The striking image of the half-naked pot bellied African child that adorns the cover of Jennifer Tappan’s new book is one that carries with it a multitude of uncomfortable associations. Images such as this one became particularly common within western mass media from the 1980s, eliciting outpourings of public sympathy and raising awareness of the dire situations in which many human populations lived. These pictures unwittingly deepened existing associations of a generic Africa in crisis, filled with equally generalised ‘Africans’ desperately in need of Western public health intervention. The complex role colonialism had played in the creation of these cases of childhood malnutrition – displayed via these characteristic images of naked, swollen children – was rarely discussed: until new criticisms of the role of western medical colonialism came to centre stage from the late 1990s and early 2000s.
The Riddle of Malnutrition unravels this complicated and little-known history of nutritional health, focusing the site of its enquiry on Uganda, the country where much early research into malnutrition was conducted. Uganda was home to Africa’s first nutrition rehabilitation program, Mwanamugimu, at Mulago Hospital – a fact that has hitherto been overlooked outside the country. Tappan’s story is of one of the unintentional extension of a problem. Malnutrition was little understood, not least because initial biomedical investigations wrongly considered it more as a disease, requiring hospital-based therapies, than a condition that could be remedied through longer-term food programmes. It took the research conducted via Mwanamugimu to tackle the problem effectively, especially that of its most fatal form – kwashiorkor. The Mwanamugimu programme confronted malnutrition through developing a programme that gave agency to local people, particularly women, and was culturally sensitive to an African worldview. The programme’s success is even more amazing when it is presented against the unremitting backdrop of violence and upheaval perpetrated by Amin and Obote.
This is a fascinating story. Tappan uses a range of archival sources, both official and personal, and she also makes extensive use of oral history. The result is an interesting if somewhat predictable, critique, taking us through the rise and fall of biomedical interventions to a more optimistic (although far from perfect) standpoint from which to consider ways to tackle malnutrition in modern Africa. Throughout the book, the broader Ugandan political context is well considered, as are the varying responses to malnutrition as experienced by Ugandans differently over time. As a social and cultural historian, however, I craved more detail on this more personal angle. Particularly, I wished to know more about the environments and preconditions that caused the first colonial doctors to look down the wrong avenues. Similarly, although the book felt very close to the changing landscape of the science of malnutrition, I never felt I was inside the heads of those who championed different theories. Although Ugandan understandings of the condition are given space, I was left still wondering what it was like to be a Ugandan mother looking at medical options for her malnourished child. The overall impression, for me at least, was that this was a very efficient, welcomingly politically potent, but oddly detached book; especially given Tappan’s evident affection for the people she interviewed.

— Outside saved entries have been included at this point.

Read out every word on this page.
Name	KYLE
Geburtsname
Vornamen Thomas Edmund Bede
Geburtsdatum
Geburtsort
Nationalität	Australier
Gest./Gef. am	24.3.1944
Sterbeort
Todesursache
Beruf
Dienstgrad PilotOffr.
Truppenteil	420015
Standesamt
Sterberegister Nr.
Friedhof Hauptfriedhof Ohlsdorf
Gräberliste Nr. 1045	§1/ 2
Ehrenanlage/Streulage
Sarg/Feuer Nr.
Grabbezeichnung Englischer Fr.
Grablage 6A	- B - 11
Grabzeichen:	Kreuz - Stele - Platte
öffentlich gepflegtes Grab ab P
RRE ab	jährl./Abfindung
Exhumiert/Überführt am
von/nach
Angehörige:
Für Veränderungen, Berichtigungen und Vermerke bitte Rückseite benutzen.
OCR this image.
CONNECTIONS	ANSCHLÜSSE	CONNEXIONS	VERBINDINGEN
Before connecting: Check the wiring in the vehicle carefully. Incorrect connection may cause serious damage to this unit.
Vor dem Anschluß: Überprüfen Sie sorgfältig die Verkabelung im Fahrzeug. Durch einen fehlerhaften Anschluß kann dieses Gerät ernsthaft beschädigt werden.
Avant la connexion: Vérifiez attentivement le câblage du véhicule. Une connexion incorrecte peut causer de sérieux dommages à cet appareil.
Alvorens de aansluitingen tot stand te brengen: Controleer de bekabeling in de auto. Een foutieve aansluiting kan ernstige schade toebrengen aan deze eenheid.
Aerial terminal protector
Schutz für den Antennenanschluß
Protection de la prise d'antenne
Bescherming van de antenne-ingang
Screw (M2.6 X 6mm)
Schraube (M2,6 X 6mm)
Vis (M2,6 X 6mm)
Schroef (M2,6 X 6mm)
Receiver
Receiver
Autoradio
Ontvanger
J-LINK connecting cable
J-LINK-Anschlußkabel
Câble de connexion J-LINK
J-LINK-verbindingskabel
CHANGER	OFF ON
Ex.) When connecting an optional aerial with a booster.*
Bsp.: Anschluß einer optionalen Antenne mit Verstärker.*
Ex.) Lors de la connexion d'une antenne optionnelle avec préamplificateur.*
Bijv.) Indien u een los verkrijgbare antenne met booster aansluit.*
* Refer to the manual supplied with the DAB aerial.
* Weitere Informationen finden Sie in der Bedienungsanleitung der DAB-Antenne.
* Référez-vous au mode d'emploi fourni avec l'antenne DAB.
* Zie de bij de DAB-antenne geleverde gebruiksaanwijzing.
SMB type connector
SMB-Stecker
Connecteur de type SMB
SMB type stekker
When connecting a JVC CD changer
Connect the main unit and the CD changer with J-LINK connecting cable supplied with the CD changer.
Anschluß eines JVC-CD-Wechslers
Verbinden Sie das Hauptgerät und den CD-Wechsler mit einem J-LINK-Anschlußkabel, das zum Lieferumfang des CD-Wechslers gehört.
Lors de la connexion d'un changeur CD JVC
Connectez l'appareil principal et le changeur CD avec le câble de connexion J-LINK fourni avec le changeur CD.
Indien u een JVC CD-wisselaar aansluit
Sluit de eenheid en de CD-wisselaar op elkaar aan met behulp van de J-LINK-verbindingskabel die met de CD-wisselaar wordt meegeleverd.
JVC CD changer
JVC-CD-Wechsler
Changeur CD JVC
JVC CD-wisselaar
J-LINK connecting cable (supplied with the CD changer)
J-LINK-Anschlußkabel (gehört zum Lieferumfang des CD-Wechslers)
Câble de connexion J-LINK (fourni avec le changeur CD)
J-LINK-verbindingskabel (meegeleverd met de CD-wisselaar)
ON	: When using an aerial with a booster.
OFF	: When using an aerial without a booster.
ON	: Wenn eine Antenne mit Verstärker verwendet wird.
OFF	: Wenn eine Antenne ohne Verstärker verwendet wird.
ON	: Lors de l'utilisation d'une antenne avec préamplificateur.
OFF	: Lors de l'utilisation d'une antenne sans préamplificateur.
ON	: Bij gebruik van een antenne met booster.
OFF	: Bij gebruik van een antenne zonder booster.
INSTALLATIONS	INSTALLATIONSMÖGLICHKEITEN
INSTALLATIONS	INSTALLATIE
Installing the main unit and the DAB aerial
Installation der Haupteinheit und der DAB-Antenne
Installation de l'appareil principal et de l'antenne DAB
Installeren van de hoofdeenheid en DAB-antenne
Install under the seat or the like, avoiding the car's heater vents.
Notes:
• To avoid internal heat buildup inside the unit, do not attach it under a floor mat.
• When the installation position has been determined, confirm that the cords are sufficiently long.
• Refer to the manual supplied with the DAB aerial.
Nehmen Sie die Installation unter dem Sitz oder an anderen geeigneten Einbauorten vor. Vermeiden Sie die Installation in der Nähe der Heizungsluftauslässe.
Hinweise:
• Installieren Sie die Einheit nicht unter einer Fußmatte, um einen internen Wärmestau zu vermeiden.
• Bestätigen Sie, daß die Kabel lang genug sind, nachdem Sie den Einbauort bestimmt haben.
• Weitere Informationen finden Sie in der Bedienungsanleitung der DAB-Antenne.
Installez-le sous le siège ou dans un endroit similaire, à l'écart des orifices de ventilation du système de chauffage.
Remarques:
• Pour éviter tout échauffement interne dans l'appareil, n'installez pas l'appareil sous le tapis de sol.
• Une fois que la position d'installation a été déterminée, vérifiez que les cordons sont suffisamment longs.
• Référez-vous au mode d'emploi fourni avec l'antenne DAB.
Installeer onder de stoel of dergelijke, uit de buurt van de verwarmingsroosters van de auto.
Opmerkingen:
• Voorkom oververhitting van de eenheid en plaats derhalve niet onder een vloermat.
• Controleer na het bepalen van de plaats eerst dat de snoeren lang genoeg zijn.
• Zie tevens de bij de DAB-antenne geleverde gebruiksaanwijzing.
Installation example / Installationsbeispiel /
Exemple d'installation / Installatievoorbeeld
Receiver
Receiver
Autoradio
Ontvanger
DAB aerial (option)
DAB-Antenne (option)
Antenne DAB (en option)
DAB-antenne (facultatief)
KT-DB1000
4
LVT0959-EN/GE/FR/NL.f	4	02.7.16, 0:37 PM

The central message is clear, so clear in fact that it dangerously teeters on the edge of repetitive overstatement. Throughout this study Tappan is passionate about the relevance of this history to modern-day policy makers. As she points out, the problem is urgent today, with an estimated ten million children globally identified yearly as suffering from the condition. Contemporary reactions to malnutrition today, argues Tappan, still unwittingly carry with them lingering remnants of its faulty historical conceptualisation.
In the United States, this book has made a modest splash and deserves to have done so. It is conscientiously researched and is earnest and deeply considered in its laudable aim to function beyond being purely a history book for scholars to discuss, remote from the on-the-ground reality, in their privileged ivory towers. Furthermore, this has obviously been a labour of love for a country and a people that are close to Tappan’s heart. Its central findings will influence those working in less developed economies to show, if nothing else, that biomedicine is not the one-stop fix it is all too often optimistically assumed to be. This is a solemn and worthy book, I really wanted to love it, and was left perplexed as to why it ultimately left me a bit cold. For me, at least, this was not a page-turner and was a touch repetitive, but I can simultaneously appreciate the meticulous underlying research that makes this an important scholarly addition to our understanding of public health interventions in Africa.